I remember a few years ago when I used to be so inspired by music. I would listen to the lyrics and feel like they were talking to me. I would hear new styles of music that made me want to go out and see these bands live. Fast and slow, hard and soft, sweet and aggressive; it was all there. But now.... ugh. I looked through my iPod the other day and realized that all of those things were just a phase, a passing fad. Half of what I held so near and dear to my heart I can't stand to listen to anymore. Bands I'd paid money to see just weren't worth the time anymore. I deleted them from my iTunes, and made room for new music.

The only problem? There is no new music. Everything out there sounds just like all the stupid bullshit music I listened to three years ago when I was drunk and confused and "finding myself". Was that music only good because I was impressionable? Is music these days only geared to the teenagers of America? Yes, and Yes. I know there are demographics industries need to meet, but it is just so depressing to feel like nothing is original any more. I mean Jay-Z rapped over Chris Martin covering "Forever Young". "Forever Young"! Are you kidding me? And don't even get me started on Jason Deroulo and Imogen Heap. Ugh.

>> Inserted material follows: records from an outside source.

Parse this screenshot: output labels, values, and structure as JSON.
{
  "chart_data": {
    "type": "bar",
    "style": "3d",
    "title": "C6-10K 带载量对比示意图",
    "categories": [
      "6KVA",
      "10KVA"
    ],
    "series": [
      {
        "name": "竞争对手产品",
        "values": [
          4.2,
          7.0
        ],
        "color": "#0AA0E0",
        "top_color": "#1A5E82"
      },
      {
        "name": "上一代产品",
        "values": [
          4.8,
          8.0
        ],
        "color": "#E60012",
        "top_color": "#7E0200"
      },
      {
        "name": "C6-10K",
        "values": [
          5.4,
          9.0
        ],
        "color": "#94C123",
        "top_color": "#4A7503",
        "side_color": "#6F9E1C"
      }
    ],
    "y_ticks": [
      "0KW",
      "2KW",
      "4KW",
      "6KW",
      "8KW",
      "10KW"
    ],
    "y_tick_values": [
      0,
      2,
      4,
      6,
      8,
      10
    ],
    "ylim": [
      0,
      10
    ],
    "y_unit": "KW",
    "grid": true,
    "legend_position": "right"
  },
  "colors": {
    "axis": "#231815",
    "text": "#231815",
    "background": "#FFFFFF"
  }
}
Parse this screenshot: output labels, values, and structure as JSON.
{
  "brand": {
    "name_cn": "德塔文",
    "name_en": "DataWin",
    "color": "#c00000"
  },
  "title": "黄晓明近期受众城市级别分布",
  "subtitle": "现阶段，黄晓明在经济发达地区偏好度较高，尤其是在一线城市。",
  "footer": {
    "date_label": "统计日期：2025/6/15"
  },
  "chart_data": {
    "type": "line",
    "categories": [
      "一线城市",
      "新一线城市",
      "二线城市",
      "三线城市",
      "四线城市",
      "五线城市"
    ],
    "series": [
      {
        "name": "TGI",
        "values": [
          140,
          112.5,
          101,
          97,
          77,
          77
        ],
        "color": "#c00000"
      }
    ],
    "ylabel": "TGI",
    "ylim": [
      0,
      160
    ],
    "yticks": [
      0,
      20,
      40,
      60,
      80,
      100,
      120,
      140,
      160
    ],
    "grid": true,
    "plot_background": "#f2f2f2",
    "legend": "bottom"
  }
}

What has gotten me through this hard period of enlightenment is one thing. The timelessness of show tunes. I know what you are thinking... show tunes are gay, or campy, and unrealistic. And I couldn't agree more. You don't see show tunes taking an older show tune and rapping over it and calling it the new wheel, do you? You don't get show tunes stuck in your head even though it has the intellectual eqivalent to crack cocaine.

Show tunes tell a story. They are the original ballad, and take you away to a character's pain, love, struggle, or even death. They are timeless masterpieces that are not formulaic in the slightest, and have finally come back into the main stream. Thank God for Glee. I almost forgot how happy singing and listening to Broadway musicals made me feel. How calm and jubilant my face becomes when a story is fleshed out into sing song.

If things were different I would be auditioning regularly in the theater as we speak. I would be singing until my heart's content. But I work weekends and am expecting to get into nursing school, so this dream of mine might have to wait.

Until then, however, I will listen and sing. If anyone reads this, I beg of you to give show tunes a chance and see if they touch you the way they have touched me.